Phil would have never made it through eternity without Andie MacDowell in her signature role as Rita, the woman who teaches him to love others more than his stupid self. Her performance hit some rough patches, but her ability to be sweet and stern in kind was exactly what her character would need to survive an eternity with such a difficult bastard. Chris Elliott toned back his signature goofiness and provided a suitable dolt for Phil to learn to love. Also, if it weren’t for the sprawling supporting cast, the charm of small town minutiae might have became unbearable. (If you look close, you can spot a young Michael Shannon as a newlywed.) Any ensemble willing to be this perky over the course of a million takes is worth applauding.
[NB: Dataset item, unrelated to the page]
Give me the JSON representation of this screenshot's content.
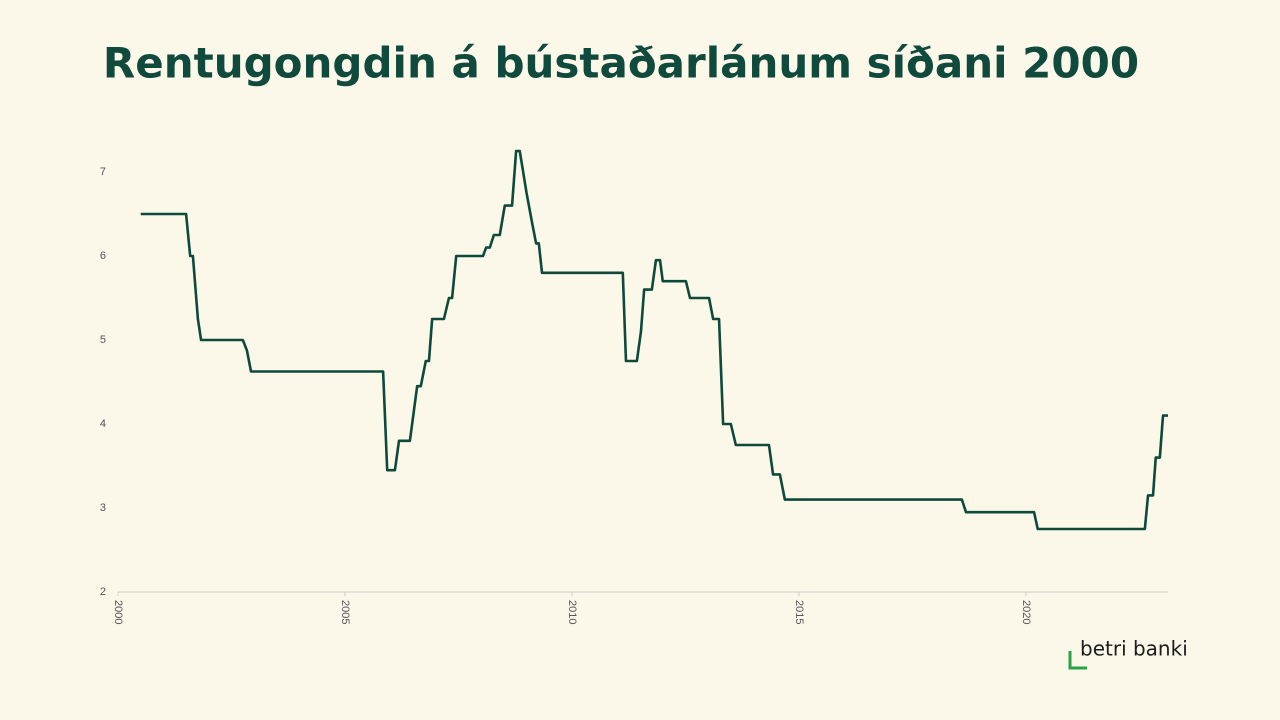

And what would a Bill Murray comedy be without his older brother, Brian Doyle-Murray?

Image: Columbia Pictures

NOSTALGIA-FEST OR REPRESSED NIGHTMARE? Groundhog Day is the nostalgia-fest that keeps on giving. There is simply no other movie based on a C-grade holiday that holds a candle to this annual February favorite. While it might have that “Nineties saccharine” feel softening its harder edges, Groundhog Day bears that aw-shucks charm. It’s a film that stands the test of time after time after time.